We have a share in this kingdom, as God’s people by adoption. If the crowds of Jesus’ day were “harassed and helpless, like sheep without a shepherd,” as the Lord describes them, the people of our world are hardly less anxious and fearful. Two thousand years may have come and gone, but the human heart has not changed all that much.

Our communities are still fractured by mistrust and suspicion. Violence and war tear us apart. Diversity and distinctions among peoples and individuals do not bring joy and wonder at the greatness of God’s work among and within us, but become instead stumbling blocks to understanding and harmony and peace and love. But in the midst of human misunderstanding and misfortune and pain, the kingdom has still “come near” to each of us.

The harvest of which our Lord speaks is full and ready to be gathered in. Then as now, it is not so much a harvest of grain and grape as it is of spiritual nourishment and the sustenance found in the nearness of God. The laborers are still few. But our Lord’s command is still there…still the same: “Go, and proclaim.”… “Cure the sick, raise the dead, cleanse the lepers, cast out demons.” …Or more practically said: Speak the Word and assist those in need in God’s Name.

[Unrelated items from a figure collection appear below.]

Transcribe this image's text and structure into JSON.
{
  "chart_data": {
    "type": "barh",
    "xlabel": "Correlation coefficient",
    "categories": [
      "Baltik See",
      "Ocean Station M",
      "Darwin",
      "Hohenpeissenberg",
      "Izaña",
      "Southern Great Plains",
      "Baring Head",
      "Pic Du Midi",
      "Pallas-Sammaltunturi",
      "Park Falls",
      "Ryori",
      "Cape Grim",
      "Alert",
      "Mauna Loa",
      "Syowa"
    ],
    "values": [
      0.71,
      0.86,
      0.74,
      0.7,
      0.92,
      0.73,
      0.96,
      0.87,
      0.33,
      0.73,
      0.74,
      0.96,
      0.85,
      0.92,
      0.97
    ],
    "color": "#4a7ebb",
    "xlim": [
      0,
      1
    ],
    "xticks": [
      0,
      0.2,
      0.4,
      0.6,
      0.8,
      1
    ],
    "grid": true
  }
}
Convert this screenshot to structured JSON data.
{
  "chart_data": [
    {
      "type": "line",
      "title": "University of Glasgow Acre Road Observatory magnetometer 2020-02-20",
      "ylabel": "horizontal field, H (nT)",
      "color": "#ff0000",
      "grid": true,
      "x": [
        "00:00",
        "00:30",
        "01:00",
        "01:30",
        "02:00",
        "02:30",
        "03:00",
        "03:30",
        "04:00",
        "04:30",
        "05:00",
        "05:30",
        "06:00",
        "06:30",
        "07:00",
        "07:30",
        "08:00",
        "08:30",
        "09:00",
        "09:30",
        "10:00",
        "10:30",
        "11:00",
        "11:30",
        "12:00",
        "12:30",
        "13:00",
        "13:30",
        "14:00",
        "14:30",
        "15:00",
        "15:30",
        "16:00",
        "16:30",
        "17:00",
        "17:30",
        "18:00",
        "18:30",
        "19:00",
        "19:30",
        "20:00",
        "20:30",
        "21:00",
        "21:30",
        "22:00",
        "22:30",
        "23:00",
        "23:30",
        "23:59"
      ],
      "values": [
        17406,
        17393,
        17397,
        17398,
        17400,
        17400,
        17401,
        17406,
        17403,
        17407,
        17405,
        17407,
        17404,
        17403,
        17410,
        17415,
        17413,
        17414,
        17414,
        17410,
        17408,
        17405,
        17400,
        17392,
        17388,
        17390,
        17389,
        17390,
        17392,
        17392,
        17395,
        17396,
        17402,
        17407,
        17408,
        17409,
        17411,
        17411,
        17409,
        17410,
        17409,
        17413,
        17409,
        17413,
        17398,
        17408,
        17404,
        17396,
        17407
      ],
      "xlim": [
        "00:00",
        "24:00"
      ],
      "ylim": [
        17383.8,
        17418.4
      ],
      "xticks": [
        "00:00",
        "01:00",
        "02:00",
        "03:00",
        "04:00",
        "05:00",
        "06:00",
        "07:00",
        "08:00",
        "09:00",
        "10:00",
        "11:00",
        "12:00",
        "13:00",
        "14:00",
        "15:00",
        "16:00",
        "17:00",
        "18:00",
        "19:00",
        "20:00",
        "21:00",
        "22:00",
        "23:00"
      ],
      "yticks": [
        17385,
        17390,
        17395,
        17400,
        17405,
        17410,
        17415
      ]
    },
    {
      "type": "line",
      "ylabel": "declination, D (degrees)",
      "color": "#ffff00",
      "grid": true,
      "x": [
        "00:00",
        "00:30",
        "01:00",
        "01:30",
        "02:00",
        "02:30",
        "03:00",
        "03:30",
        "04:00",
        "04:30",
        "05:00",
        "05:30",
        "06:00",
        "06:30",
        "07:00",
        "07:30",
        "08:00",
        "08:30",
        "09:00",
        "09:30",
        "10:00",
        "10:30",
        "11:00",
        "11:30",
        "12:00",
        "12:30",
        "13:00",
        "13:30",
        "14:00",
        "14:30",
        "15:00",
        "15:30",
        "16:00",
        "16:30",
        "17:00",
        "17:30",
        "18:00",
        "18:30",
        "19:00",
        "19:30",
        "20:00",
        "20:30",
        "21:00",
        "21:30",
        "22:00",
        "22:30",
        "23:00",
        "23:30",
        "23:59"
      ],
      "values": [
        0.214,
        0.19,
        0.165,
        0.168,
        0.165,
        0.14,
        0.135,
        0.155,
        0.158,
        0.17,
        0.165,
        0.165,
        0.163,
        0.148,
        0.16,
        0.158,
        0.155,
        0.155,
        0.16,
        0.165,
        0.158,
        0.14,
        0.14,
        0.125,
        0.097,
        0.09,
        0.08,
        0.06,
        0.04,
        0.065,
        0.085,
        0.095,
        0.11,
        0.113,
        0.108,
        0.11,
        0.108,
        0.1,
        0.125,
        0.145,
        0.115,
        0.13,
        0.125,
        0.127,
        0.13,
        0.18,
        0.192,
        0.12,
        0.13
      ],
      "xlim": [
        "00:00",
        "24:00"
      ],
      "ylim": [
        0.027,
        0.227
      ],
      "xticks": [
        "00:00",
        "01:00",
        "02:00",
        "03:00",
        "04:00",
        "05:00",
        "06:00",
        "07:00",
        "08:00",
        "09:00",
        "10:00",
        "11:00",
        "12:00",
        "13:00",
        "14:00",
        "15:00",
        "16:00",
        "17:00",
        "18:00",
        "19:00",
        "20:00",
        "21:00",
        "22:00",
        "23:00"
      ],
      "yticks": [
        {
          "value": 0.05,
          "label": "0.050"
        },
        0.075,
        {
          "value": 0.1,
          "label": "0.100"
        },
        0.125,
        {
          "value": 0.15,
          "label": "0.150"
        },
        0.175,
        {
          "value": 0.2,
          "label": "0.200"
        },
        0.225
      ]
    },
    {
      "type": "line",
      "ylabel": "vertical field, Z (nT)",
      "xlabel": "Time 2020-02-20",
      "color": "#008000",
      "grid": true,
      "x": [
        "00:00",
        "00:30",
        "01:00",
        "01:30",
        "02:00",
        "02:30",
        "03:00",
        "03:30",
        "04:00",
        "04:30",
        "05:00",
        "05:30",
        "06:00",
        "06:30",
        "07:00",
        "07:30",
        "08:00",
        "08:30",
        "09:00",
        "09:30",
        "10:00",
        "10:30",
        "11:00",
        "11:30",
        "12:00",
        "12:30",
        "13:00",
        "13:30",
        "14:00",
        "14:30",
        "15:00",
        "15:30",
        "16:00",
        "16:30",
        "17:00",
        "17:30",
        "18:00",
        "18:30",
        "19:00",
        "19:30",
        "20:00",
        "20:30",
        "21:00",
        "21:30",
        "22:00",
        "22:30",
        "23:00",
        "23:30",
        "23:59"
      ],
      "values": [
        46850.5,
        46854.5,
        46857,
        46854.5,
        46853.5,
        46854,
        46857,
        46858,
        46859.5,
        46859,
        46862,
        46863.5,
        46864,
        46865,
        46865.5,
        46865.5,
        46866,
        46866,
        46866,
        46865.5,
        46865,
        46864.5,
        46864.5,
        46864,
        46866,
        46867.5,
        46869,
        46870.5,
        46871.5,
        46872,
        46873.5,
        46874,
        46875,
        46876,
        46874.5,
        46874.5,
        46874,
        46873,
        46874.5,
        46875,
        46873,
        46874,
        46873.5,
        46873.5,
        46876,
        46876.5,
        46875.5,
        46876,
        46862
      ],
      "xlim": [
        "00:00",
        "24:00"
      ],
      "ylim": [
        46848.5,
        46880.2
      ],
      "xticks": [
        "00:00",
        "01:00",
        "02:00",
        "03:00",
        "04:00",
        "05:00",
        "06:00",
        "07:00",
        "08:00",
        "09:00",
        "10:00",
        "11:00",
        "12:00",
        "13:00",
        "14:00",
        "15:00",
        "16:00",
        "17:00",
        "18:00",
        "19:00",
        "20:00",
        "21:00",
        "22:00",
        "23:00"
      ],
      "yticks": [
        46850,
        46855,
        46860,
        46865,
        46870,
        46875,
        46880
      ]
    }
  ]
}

No small task, but then we need not travel far to find those in need of the good news of the kingdom. They are as near to us as is the kingdom itself. In fact, they are the kingdom. For our part, we need only brave our own fears, accept our own place as God’s children and as laborers of the harvest, and join in the journey that is ours together through our Lord and Savior Jesus Christ.

Go. That is Jesus’ directive. Go, and proclaim the good news that the kingdom of heaven has come near.
Do good deeds.
And may your journey be blessed…
In the Name of the Father, and the Son, and the Holy Spirit.